Are some cultures incompatible with democracy?

 

Religious or secular.

In today’s society, humans are defined by its culture. The norms, rules and practises of a society shape the process of how people within a society work. Societies possess different types of culture, which differs in the context of geographical and timely events; unipolar or a diverse culture. The order of politics to be instated in these societies reiterates the importance of how cultures interplay with the decisions and outcomes of politics. The culture of a society, be it religious or secular, dictates the culmination of suitable ideologies.

The forefront of politics comes in the form of democracy. The inevitable globalisation paved the path for the fourth wave of democratisation. The advocacy of existing democracies created new-born democracies in the mould of Arab Spring, which numerous dictatorship states had fallen due to civil revolutions. According to the 2016 Freedom House Index, 64% of states in the world are rated as democratic states. The impartiality of freedom however does not justify the transparency of freedom of the 64%, of which less than half is considered “partly free” or “sham democracy”. The interconnectedness of culture and politics is imperative to how states function in terms of democracy or anything but. With the rest of the 36% clearly stated by the Index, the culture of these states is evidently incompatible with democracy.

 

The requisite and the quintessential elements of democratisation, for it to gain sustainability, have to seek the approval of existing culture.

According to Professor Seymour Martin Lipset,

“Democracy requires a supportive culture, the acceptance by the citizenry and political elites of principles underlying freedom of speech, media, assembly, religion, of the rights of opposition parties, of the rule of law, of human rights and the like. Such norms do not evolve overnight.”

 

The culture of the society inevitably have to support democracy which its fundamentals influence the substantives of a political system. Political Catholicism of a society is least or almost incompatible to the elements of democracy. Catholicism focuses on the teachings of the bible and political decisions are solely made by the authority or a religious leader. The hierarchical structure of Catholicism further reinstates the power authority of each different levels of class, which therefore reject the notion of equality among the people. The Catholic Church also holds no regard to other kinds of truth for which “God” of besieged teachings is considered lawful and intrinsic.

It ultimately clashes with the institution of democracy in its multiple elements of which constitutional rule focuses on a popular sovereignty.

The presence of a culture within a society has to accept the authority of a ruling regime or a state. The definition of a civic culture is the state of one’s values, practices and identity which its necessity of a society has to fulfil its civics duty willingly in an accepted form of ideology.

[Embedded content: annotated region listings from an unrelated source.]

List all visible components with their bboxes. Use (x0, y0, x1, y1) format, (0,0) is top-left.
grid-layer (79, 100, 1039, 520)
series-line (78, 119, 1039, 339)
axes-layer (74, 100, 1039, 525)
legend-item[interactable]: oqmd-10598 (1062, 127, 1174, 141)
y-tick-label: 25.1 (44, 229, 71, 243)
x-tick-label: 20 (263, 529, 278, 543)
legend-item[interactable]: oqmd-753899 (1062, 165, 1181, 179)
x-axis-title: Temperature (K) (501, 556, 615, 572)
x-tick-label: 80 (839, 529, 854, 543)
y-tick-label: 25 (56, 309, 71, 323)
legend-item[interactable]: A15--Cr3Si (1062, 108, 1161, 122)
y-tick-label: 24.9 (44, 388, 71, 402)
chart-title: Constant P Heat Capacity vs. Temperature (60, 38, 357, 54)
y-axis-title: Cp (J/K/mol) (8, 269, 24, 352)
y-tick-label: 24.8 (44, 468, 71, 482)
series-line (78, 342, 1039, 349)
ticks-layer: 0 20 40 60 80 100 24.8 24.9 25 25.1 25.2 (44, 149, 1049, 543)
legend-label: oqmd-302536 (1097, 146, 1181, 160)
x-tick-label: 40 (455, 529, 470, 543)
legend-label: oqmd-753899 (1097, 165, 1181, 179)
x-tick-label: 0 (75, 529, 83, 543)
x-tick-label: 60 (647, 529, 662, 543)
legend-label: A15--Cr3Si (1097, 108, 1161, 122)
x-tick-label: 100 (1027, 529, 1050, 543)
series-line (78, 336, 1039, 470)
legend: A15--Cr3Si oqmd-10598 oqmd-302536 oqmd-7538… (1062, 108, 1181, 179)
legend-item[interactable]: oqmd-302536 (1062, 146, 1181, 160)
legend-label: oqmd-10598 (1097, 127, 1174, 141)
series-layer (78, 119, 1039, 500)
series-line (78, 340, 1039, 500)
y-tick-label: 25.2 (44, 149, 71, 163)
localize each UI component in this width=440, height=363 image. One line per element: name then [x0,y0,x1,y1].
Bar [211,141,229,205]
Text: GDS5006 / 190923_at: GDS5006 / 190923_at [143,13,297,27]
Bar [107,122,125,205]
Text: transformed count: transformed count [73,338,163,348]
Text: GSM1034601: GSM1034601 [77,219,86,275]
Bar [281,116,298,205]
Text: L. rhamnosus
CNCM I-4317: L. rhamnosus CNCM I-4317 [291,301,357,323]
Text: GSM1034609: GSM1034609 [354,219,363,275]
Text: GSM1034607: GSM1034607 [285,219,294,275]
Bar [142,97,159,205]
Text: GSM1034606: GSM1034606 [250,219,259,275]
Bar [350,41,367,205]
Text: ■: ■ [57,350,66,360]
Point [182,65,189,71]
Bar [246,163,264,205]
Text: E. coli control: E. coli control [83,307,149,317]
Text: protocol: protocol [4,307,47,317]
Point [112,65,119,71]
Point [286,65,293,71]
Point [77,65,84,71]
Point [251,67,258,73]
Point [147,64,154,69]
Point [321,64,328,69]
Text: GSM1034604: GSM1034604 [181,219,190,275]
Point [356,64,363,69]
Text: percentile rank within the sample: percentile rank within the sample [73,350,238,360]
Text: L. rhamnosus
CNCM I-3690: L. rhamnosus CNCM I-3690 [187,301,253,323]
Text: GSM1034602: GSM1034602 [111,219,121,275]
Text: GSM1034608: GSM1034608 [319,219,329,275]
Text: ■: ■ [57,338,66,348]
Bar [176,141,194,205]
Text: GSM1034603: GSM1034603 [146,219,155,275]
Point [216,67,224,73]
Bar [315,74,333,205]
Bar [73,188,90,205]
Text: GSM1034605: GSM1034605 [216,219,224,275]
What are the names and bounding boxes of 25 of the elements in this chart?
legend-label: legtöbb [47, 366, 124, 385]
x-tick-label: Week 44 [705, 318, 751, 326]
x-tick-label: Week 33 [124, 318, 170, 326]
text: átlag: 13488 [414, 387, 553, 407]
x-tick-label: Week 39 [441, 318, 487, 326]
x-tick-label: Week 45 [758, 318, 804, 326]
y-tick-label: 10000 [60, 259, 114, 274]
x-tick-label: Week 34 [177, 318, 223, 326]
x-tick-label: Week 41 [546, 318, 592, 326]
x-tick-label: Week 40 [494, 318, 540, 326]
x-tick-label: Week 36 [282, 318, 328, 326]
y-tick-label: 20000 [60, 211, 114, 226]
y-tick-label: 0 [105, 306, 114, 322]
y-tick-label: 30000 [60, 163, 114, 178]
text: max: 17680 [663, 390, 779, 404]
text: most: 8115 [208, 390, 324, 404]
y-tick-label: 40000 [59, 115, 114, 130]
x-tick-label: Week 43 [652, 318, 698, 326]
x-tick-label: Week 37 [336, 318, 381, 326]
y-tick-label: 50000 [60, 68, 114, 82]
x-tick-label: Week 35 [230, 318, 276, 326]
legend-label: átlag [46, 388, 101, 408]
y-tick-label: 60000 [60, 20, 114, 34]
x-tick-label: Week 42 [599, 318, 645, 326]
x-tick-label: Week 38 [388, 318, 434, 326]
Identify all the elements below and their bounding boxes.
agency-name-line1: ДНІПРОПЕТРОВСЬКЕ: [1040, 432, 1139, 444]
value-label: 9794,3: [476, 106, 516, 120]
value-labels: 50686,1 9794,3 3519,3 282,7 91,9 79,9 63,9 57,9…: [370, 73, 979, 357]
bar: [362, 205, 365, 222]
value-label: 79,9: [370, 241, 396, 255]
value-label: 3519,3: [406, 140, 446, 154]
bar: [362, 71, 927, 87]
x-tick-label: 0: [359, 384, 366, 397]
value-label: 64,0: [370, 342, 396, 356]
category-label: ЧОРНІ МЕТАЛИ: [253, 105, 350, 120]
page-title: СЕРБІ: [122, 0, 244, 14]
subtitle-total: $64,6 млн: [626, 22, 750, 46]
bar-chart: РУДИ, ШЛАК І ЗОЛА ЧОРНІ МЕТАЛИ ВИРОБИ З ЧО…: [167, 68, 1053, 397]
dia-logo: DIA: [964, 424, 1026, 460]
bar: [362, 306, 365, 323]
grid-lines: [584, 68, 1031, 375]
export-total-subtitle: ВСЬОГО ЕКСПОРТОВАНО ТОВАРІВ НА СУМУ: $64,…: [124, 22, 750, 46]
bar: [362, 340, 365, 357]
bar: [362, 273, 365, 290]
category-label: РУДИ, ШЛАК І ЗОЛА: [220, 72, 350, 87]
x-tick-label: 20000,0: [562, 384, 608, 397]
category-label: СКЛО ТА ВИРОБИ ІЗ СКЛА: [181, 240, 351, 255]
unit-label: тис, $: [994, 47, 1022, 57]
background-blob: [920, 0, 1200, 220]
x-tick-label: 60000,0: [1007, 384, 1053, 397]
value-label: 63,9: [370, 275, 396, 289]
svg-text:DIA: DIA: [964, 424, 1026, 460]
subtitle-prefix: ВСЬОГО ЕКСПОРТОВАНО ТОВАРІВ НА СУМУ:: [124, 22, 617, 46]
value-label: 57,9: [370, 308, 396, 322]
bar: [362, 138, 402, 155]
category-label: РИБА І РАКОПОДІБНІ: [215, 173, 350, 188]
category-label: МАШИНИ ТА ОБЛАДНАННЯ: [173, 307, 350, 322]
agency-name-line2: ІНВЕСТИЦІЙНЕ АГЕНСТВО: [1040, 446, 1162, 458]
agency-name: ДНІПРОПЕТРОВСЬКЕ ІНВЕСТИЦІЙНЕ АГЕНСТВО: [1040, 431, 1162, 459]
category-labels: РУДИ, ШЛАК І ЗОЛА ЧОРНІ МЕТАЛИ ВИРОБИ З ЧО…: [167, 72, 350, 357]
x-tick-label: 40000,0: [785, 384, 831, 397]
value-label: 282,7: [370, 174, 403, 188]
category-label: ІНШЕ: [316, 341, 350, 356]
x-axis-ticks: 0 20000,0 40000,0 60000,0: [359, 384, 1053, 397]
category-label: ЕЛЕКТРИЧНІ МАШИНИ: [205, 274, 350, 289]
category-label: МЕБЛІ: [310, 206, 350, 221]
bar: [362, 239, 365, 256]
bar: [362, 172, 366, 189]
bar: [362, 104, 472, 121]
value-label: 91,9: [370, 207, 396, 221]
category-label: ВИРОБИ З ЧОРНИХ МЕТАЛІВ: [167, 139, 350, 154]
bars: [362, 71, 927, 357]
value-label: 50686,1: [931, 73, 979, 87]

The theory by Gabriel Almond and Sidney Verba suggests that civic culture determines the political structure. The civic culture in these Arab states however defeats the notion of democracy for which is conflicting to its elements. Islam separates itself from the ruling secular government, however the civic culture of these Islamic states are evident that Shia Laws are implemented so much so that the society deems it acceptable. These states are clearly incompatible with democracy for which its civic culture contrasts with that a democratised civic culture.

The institution of political ideologies changes in time and geo-politically. The rise of Arab Spring. The political structure affects the civic culture that is embedded in these societies. The civic culture had become so prudent that, under years of authoritarian rule culminated the civil revolutions in early 2011.

The dichotomy of democratized civic culture and part thereof was rendered ineffective, were the result of globalisation calling for the rhetoric of, “the government of the people, by the people, for the people.”